Non par dubbio al Collegio, sulla scorta della esaminata documentazione, che l'intimata amministrazione nel determinarsi per la sanzione di stato:
abbia preso in specifica considerazione tutte le risultanze dell'istruttoria, quali emerse sulla scorta dei fatti acclarati nel procedimento penale;
si sia rappresentata la consistenza dei medesimi nell'ambito del procedimento disciplinare, facendone contestazione al militare;
abbia messo in relazione i fatti contestati con la condotta dell'agente;
abbia, altresì, ponderato il suo comportamento rispetto alle conseguenze del medesimo sull'immagine dell'amministrazione;
abbia tenuto conto dei principi di onestà e rettitudine propri dello status di militare;
si sia rappresentata la gravità dei fatti in relazione all'interesse pubblico da salvaguardare (moralità e rettitudine, correttezza ed esemplarità dello status di militare e di appartenente all'Arma dei Carabinieri,  prestigio dell'Istituzione) e ne ha tratto un autonomo - rispetto alla sentenza del giudice penale - giudizio in termini di gravissime carenze morali tali da rendere incompatibile l'ulteriore permanenza del #################### nell'ambito dell'Istituzione militare.
Il decreto impugnato - sulla scorta sia degli elementi di fatto ad esso allegati, sia della motivazione addotta che degli atti endoprocedimentali (contestazione addebiti, processo verbale della seduta della commissione di disciplina) - s'appalesa congruamente ed adeguatamente motivata, immune da vizi logici, di ragionevolezza e travisamento dei fatti, in quanto l'amministrazione si è rappresentata i  fatti, ne ha valutato la consistenza e li ha relazionati all'interesse pubblico da perseguire ai fini della sanzione da applicare. Orbene, non è  dato al giudice amministrativo sindacare nel merito della valutazione dei fatti e del giudizio di relazione tra questi e la misura della sanzione inflitta. Sono noti, infatti, i limiti esterni posti al sindacato giurisdizionale su atti del genere; la valutazione dei fatti contestati ad un appartenente dell'Amministrazione militare, ai fini della
loro rilevanza disciplinare, appartiene, invero, alla sfera di discrezionalità dell'Amministrazione stessa, sicchè, fatte salve le ipotesi di manifesta irrazionalità - qui non ricorrente per quanto sopra  argomentato - non vi è spazio per lo scrutinio del giudice amministrativo in ordine alla scelta di comminare una determinata sanzione disciplinare.
Né è ravvisabile, nella fattispecie, una manifesta sproporzione o irrazionalità della misura sanzionatoria applicata nei confronti del ricorrente.

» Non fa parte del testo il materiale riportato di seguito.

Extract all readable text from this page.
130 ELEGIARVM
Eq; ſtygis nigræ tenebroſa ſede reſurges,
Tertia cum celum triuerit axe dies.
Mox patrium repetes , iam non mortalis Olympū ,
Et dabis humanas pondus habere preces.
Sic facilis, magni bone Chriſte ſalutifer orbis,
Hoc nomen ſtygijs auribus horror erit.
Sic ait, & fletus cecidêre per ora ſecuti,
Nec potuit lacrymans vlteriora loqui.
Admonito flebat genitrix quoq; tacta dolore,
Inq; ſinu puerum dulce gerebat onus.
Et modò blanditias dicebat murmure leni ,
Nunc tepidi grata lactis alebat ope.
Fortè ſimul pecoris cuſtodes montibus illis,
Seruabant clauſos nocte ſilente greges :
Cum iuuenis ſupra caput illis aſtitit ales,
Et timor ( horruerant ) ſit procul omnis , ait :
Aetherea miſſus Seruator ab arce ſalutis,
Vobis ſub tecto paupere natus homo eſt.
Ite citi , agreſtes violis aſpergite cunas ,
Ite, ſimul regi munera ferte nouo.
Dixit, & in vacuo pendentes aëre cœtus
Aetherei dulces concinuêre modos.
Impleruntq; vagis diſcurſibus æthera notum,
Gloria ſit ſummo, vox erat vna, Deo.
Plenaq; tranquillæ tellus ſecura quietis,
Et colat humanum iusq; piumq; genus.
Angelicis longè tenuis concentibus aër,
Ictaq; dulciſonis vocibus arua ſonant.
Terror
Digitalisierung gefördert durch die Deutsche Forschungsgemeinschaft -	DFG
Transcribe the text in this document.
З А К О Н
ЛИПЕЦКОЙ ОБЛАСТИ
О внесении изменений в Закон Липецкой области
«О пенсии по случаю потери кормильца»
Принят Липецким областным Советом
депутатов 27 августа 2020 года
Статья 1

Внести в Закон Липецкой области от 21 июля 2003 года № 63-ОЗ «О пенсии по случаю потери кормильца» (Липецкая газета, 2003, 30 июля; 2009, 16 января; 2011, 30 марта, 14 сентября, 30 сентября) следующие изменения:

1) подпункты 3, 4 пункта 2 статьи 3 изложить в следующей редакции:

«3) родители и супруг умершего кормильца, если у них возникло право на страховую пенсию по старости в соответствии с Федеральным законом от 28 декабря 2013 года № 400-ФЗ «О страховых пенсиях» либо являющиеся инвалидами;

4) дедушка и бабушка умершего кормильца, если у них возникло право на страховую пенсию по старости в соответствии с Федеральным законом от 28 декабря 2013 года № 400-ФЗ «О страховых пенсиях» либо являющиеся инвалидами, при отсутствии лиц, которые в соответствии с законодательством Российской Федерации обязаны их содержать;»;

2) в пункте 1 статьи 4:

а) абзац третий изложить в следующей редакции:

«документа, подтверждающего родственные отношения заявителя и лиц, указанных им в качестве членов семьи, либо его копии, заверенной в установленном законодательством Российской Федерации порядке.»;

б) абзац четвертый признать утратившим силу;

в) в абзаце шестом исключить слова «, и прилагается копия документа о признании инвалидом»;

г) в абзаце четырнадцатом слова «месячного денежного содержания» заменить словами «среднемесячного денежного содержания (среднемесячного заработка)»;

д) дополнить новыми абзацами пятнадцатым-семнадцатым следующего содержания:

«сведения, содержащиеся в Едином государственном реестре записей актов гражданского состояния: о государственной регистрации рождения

Il Collegio non può, infatti, non rilevare, limitatandosi ad una mera verifica esterna del potere esercitato, la natura e consistenza dei fatti contestati al ricorrente alla stregua del comportamento (di grave allarme sociale) da costui tenuto, del grado rivestito e del ruolo istituzionale ricoperto; elementi che andavano apprezzati dall'amministrazione non certo, o necessariamente, in considerazione della episodicità del fatto, bensì, soprattutto in relazione ai valori dell'ordinamento militare, propri dell'Istituzione, funzionali all'immagine della medesima ed avuto riguardo ai particolari compiti ed all'impegno civile che il Corpo di appartenenza assolve, storicamente, nella società civile; valori la cui tutela viene demandata
proprio all'amministrazione militare che, nel procedere all'addebito dei fatti in contestazione, fa esercizio della propria discrezionalità sindacabile ab esterno solo con la tecnica dell'eccesso di potere per macroscopici vizi di logicità, ragionevolezza  e travisamento dei fatti; vizi la cui presenza, in considerazione di quanto sin qui argomentato, il collegio esclude categoricamente.
In conclusione, per quanto sin qui esposto, il ricorso in esame non è meritevole di accoglimento.
Le spese di giudizio, liquidate in dispositivo, seguono la soccombenza.P.Q.####################
definitivamente pronunciando sul ricorso, come in epigrafe proposto, lo respinge.
Condanna il ricorrente al pagamento delle spese processuali che liquida in Euro 1.500,00.
Ordina che la presente sentenza sia eseguita dall'autorità amministrativa.